Bibliotheksservice-Zentrum (BSZ) Baden-Württemberg // Südwestdeutscher Bibliotheksverbund
Rezension aus:
Informationsmittel für Bibliotheken (IFB) 9(2001) 2
[ Bestand in K10plus ]

Handbuch der Außenpolitik


01-2-419
Handbuch der Außenpolitik : von Afghanistan bis Zypern / hrsg. von Jürgen Bellers, Thorsten Benner und Ines M. Gerke. - München [u.a.] : Oldenbourg, 2001. - 1072 S. ; 24 cm. - (Lehr- und Handbücher der Politikwissenschaft). - ISBN 3-486-24848-0 : DM 198.00
[6341]

Das Handbuch der Außenpolitik umfaßt 122 Artikel zur Außenpolitik einzelner Staaten auf über tausend Seiten: ein Mammutwerk also, dem man wegen der vielen beteiligten Personen wohl keine einheitliche Behandlung des Gegenstandes abverlangen kann, so gerne man dieses - zum Zwecke des Vergleiches und der Vollständigkeit - täte. Die Herausgeber behaupten zwar, die Beiträger hätten sich an ein vorgegebenes Raster gehalten, aber man merkt bei nicht wenigen Artikeln, daß sie eher deskriptiv und weniger analytisch ausgerichtet sind. Von daher ist die Breite des Werkes berückend, die inhaltliche Enge mancher Artikel aber beklemmend.

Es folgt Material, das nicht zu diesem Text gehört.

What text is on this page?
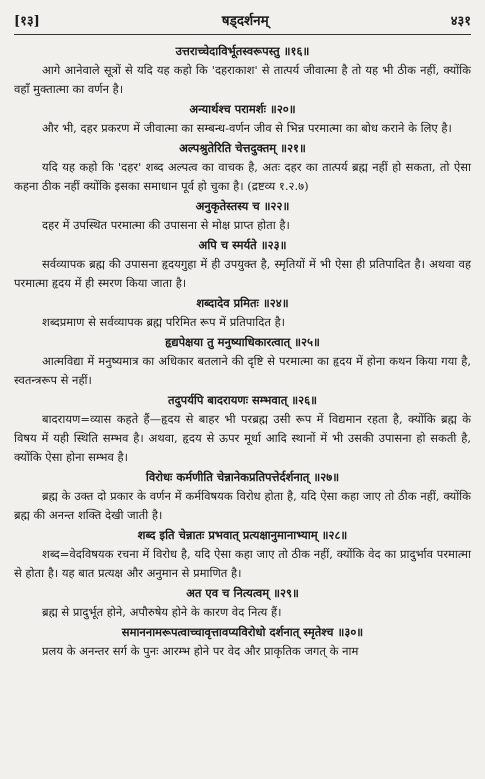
[१३]	षड्दर्शनम्	४३१
उत्तराच्चेदाविर्भूतस्वरूपस्तु ॥१६॥

आगे आनेवाले सूत्रों से यदि यह कहो कि 'दहराकाश' से तात्पर्य जीवात्मा है तो यह भी ठीक नहीं, क्योंकि वहाँ मुक्तात्मा का वर्णन है।

अन्यार्थश्च परामर्शः ॥२०॥

और भी, दहर प्रकरण में जीवात्मा का सम्बन्ध-वर्णन जीव से भिन्न परमात्मा का बोध कराने के लिए है।

अल्पश्रुतेरिति चेत्तदुक्तम् ॥२१॥

यदि यह कहो कि 'दहर' शब्द अल्पत्व का वाचक है, अतः दहर का तात्पर्य ब्रह्म नहीं हो सकता, तो ऐसा कहना ठीक नहीं क्योंकि इसका समाधान पूर्व हो चुका है। (द्रष्टव्य १.२.७)

अनुकृतेस्तस्य च ॥२२॥

दहर में उपस्थित परमात्मा की उपासना से मोक्ष प्राप्त होता है।

अपि च स्मर्यते ॥२३॥

सर्वव्यापक ब्रह्म की उपासना हृदयगुहा में ही उपयुक्त है, स्मृतियों में भी ऐसा ही प्रतिपादित है। अथवा वह परमात्मा हृदय में ही स्मरण किया जाता है।

शब्दादेव प्रमितः ॥२४॥

शब्दप्रमाण से सर्वव्यापक ब्रह्म परिमित रूप में प्रतिपादित है।

हृद्यपेक्षया तु मनुष्याधिकारत्वात् ॥२५॥

आत्मविद्या में मनुष्यमात्र का अधिकार बतलाने की दृष्टि से परमात्मा का हृदय में होना कथन किया गया है, स्वतन्त्ररूप से नहीं।

तदुपर्यपि बादरायणः सम्भवात् ॥२६॥

बादरायण=व्यास कहते हैं—हृदय से बाहर भी परब्रह्म उसी रूप में विद्यमान रहता है, क्योंकि ब्रह्म के विषय में यही स्थिति सम्भव है। अथवा, हृदय से ऊपर मूर्धा आदि स्थानों में भी उसकी उपासना हो सकती है, क्योंकि ऐसा होना सम्भव है।

विरोधः कर्मणीति चेन्नानेकप्रतिपत्तेर्दर्शनात् ॥२७॥

ब्रह्म के उक्त दो प्रकार के वर्णन में कर्मविषयक विरोध होता है, यदि ऐसा कहा जाए तो ठीक नहीं, क्योंकि ब्रह्म की अनन्त शक्ति देखी जाती है।

शब्द इति चेन्नातः प्रभवात् प्रत्यक्षानुमानाभ्याम् ॥२८॥

शब्द=वेदविषयक रचना में विरोध है, यदि ऐसा कहा जाए तो ठीक नहीं, क्योंकि वेद का प्रादुर्भाव परमात्मा से होता है। यह बात प्रत्यक्ष और अनुमान से प्रमाणित है।

अत एव च नित्यत्वम् ॥२९॥

ब्रह्म से प्रादुर्भूत होने, अपौरुषेय होने के कारण वेद नित्य हैं।

समाननामरूपत्वाच्चावृत्तावप्यविरोधो दर्शनात् स्मृतेश्च ॥३०॥

प्रलय के अनन्तर सर्ग के पुनः आरम्भ होने पर वेद और प्राकृतिक जगत् के नाम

Von den Herausgebern ist Jürgen Bellers, Professor für Internationale Politik an der Gesamthochschule Siegen in der Profession gut bekannt. Auch unter den zahlreichen Beiträgern sind viele mit bekanntem Namen, die für das bestimmte Land oder die Region als Experten ausgewiesen sind. Es finden sich aber ebenso zahlreiche Artikel, die von Absolventen oder gar Fachfremden geschrieben wurden und denen man öfters anmerkt, daß ihre Artikel aus wenigen Quellen zusammengetragen wurden und der fachliche Hintergrund nicht allzu breit ist.

Das Handbuch der Außenpolitik ist nach Weltregionen gegliedert. Manche Regionen sind weiter unterteilt, wie z.B. Amerika oder Afrika. Der Nahe Osten wird als eine eigene Region behandelt, jedoch ohne Nordafrika, das sonst meist hinzugerechnet, hier aber unter Afrika subsumiert wird. Innerhalb der Regionen sind die Nationen alphabetisch aufgeführt. Die Länderartikel sind durchschnittlich neun Seiten lang und werden durch eine Chronologie eingeleitet, die meist zu Anfang des 20. Jahrhunderts beginnt. Der eigentliche Text ist nur mäßig strukturiert; Hervorhebungen und Verweisungen fehlen. Die Artikel schließen mit einer Literaturauswahl; Web-Adressen finden sich selten.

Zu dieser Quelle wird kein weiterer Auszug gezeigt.